I just wanted to put that out there. Always reflective – I’m not just one sided, and there's a lot more dimensions to expose. It gives people an insight to how hard I’ve been listening, music is more than just about notes & melodies, music in every sense has limitless reach.
How was the experience of recording in the Abbey Road Studios?
That's been my home now for a few years and has been a learning experience for me - I've recorded in The Village studios in Los Angeles, I've worked in Satai studios in Miami, I've worked in Paris with the Ray Charles piano genius Jean Michel Bernard and I could go on, but Abbey Road has got this feeling of inspiration for me and I am really comfortable there, I have great engineers in Ed Hartwell & Chris Bollinger and of course, there's been some great records made there.
People do say it has a certain buzz...
The buzz comes through the people outside constantly writing on the walls, through some of the best bands in the world including the legendary Beatles.

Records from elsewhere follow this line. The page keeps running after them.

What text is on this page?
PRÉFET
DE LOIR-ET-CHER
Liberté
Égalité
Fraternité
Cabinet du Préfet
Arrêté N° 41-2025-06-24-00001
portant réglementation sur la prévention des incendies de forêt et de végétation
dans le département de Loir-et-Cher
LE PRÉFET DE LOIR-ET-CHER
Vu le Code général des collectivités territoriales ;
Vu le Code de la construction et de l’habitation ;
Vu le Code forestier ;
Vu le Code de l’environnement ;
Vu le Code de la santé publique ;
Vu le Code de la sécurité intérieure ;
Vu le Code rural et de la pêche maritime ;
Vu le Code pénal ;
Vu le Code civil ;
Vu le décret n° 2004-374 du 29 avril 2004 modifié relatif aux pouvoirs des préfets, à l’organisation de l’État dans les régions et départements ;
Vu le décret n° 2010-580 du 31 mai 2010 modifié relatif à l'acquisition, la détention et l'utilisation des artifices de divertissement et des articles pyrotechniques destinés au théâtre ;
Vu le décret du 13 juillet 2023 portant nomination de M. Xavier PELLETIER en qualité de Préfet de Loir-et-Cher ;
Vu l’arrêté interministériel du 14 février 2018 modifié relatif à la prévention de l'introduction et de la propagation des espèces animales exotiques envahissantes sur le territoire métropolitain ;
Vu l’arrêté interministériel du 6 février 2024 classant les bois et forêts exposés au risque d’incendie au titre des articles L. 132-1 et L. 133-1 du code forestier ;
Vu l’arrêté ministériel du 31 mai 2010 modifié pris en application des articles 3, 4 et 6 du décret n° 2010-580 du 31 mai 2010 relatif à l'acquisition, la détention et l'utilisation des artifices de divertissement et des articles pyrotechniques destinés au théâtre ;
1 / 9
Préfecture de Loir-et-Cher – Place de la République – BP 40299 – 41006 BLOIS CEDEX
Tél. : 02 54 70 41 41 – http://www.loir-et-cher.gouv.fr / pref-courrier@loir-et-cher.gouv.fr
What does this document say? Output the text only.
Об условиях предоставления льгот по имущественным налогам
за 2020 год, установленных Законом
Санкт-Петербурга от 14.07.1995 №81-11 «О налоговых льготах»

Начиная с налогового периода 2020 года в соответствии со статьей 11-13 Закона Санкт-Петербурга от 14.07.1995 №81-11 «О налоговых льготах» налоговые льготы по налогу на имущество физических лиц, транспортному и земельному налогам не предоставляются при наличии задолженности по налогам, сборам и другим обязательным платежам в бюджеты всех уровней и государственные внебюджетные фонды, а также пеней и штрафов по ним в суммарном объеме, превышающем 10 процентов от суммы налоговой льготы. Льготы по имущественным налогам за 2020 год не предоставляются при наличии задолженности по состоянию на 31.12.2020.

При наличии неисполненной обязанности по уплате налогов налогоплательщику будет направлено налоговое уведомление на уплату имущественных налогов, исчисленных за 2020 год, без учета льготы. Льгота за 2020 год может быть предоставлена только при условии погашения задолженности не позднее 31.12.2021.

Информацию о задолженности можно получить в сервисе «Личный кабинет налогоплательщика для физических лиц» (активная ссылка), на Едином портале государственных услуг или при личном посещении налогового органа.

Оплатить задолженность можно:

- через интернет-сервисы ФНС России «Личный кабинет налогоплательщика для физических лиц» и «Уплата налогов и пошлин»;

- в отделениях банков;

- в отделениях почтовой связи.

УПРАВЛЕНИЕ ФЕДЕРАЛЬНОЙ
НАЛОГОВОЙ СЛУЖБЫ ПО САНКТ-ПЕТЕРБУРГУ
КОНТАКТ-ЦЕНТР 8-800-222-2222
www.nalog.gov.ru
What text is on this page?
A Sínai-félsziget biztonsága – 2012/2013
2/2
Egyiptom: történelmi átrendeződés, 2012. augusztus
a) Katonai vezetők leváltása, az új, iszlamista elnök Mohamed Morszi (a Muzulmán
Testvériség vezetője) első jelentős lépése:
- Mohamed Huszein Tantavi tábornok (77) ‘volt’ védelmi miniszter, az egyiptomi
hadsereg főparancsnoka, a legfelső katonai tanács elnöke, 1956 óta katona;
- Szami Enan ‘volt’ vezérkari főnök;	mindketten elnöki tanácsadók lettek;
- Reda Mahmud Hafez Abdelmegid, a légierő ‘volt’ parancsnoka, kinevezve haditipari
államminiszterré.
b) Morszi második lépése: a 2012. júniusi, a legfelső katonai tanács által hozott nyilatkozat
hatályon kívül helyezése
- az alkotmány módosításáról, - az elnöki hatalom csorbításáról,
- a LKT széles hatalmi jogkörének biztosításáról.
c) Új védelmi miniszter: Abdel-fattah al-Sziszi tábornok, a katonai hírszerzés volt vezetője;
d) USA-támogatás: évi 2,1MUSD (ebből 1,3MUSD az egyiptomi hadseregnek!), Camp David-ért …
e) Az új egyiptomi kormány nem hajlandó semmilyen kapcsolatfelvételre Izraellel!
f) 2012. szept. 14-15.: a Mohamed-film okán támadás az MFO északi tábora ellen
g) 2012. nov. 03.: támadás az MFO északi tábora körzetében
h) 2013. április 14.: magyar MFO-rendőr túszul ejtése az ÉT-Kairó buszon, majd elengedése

This is definitely the place for me to be inspired to focus and channel my music.
How would you say you've evolved as an artist throughout the years?
Like anything, they talk about this10,000 hours don't they? I think it might be 20,000 hours to make you a genius at what you do. I’m at about 19,000 hours in (smiles). The more you do anything you really do get better at it. I'm watching & listening always so when I write a song I will change lyrics & melodies until it stands on it’s musical merit, until you get more and more accomplished as an artist. You know what's great? After a while when you've done it for long enough, it becomes so natural you kind of forget it’s you. To finish a song these days it takes about 20 minutes for me, when it used to take me two or three days.
If you could work with anybody going forward who would you choose and why?
The man I am aiming to work with now - I've met him a few times and I'm bugging him to death - Quincy Jones, and the reason is obvious, because he's the last of the greats. From all the legends he's produced from Frank Sinatra, Ray Charles, Aretha Franklin, Sammy Davis Jnr to Michael Jackson, he is my legend. It would be an honor to be part of that dynasty. I know it’s a big ask but it would be a milestone for me. I'm calling him all the time he's ducking me! (laughs).
Do you have a definitive aim for your career?
To be the best I can be, music is my universe, I want to explore and discover myself through it. If there's any aim it's to be natural, not push anything. I want my songs to show an emotional maturity. To let go, let music.